Nous ne sommes pas directement intéressés par la transmission de messages politiques à travers la musique. D'ailleurs, presque tous les tentatives dans ce domaine ont échoué. La meilleure façon de faire de la politique reste de faire de la politique, et cela ne sert à rien de mélanger la musique avec ça. Puis, il n'y a pas besoin de pamphlets explicatifs ou de discussions politiques pour qu'on puisse deviner les idées de quelqu'un. La musique avec message ne convaincra que celui qui est convaincu d'avance, elle ne change pas la mentalité des gens par un coup de baguette magique. Ce qui est clair, de toute façon, est que nous avons une attitude face à l'existence qui se manifeste dans nos manières de faire: le Do It Yourself, l'anti-profit, l'envie de rigoler, l'enthousiasme, la dévotion pour Perkele. Nous ne sommes pas faits de pierre, notre entourage nous touche et nous le reflétons d'une manière ou d'une autre.

- Quels sont vos prochains projets de tourné internationale? Allez-vous proposer des sets du label, ou bien des concerts d'Evol?

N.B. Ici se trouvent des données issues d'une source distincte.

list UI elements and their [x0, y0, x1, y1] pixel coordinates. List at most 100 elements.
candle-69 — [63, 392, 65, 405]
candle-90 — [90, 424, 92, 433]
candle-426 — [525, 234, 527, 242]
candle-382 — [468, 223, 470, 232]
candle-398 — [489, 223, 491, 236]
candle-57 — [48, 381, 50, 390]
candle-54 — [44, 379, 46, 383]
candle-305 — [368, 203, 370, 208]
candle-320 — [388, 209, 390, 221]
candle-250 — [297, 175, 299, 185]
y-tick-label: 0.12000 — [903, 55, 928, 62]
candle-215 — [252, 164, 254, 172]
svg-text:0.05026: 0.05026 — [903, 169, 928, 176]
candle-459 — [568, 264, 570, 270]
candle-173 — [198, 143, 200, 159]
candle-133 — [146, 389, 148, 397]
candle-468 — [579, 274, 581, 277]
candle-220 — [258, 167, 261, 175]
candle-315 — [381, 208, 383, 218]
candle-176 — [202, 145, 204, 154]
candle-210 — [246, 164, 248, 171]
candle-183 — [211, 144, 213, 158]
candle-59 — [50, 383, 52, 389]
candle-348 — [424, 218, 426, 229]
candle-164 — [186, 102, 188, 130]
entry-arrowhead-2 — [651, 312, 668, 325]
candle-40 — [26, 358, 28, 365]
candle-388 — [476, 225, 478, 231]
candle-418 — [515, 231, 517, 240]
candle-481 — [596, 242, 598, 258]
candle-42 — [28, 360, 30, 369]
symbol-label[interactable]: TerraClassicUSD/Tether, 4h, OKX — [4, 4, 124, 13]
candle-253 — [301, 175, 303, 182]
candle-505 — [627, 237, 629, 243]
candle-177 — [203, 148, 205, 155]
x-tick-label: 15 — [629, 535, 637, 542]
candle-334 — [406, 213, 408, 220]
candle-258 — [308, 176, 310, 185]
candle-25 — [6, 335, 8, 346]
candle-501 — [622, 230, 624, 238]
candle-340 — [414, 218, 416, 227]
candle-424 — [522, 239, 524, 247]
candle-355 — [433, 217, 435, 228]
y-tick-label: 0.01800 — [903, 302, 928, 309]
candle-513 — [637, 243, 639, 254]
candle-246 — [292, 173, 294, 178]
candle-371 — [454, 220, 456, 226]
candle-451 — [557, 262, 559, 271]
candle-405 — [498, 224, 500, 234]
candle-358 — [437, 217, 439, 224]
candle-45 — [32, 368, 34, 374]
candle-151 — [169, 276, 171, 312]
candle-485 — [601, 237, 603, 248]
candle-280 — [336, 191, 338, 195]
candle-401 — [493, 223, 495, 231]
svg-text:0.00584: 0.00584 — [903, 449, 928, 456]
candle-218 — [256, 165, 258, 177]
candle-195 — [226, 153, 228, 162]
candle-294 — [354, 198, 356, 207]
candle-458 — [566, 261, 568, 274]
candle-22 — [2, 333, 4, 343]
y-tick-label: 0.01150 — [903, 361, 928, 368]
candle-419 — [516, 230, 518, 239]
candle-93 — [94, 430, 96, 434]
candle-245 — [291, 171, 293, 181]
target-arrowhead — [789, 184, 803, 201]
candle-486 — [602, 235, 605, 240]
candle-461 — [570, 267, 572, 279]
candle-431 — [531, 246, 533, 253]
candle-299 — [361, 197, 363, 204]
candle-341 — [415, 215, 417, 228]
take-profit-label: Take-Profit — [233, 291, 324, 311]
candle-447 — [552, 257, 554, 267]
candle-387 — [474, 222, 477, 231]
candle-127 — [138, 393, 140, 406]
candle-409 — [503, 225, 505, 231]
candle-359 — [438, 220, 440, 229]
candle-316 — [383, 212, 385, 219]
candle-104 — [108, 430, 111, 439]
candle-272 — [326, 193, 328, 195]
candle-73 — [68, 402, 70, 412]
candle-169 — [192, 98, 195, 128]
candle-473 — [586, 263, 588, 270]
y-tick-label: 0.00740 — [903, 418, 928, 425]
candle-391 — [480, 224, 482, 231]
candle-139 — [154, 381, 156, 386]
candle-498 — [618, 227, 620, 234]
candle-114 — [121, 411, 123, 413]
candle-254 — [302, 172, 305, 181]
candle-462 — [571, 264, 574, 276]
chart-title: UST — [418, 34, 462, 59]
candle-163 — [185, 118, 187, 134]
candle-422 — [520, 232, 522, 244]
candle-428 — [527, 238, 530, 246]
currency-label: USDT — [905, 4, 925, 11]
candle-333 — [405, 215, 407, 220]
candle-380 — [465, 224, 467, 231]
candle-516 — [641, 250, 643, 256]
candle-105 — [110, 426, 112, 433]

En octobre nous partons faire une tournée au Royaume-uni: Londres, Bristol, Brighton, Newcastle, Nottingham, Glasgow, Leeds. Après nous irons probablement à Vienne, et peut-être à Munich. Quant il s'agit de live, il n'y a aucune différence entre Evol, Oopopop ou Alku. Le son est le même. La variété de noms, c'est juste pour qu’il y ait confusion.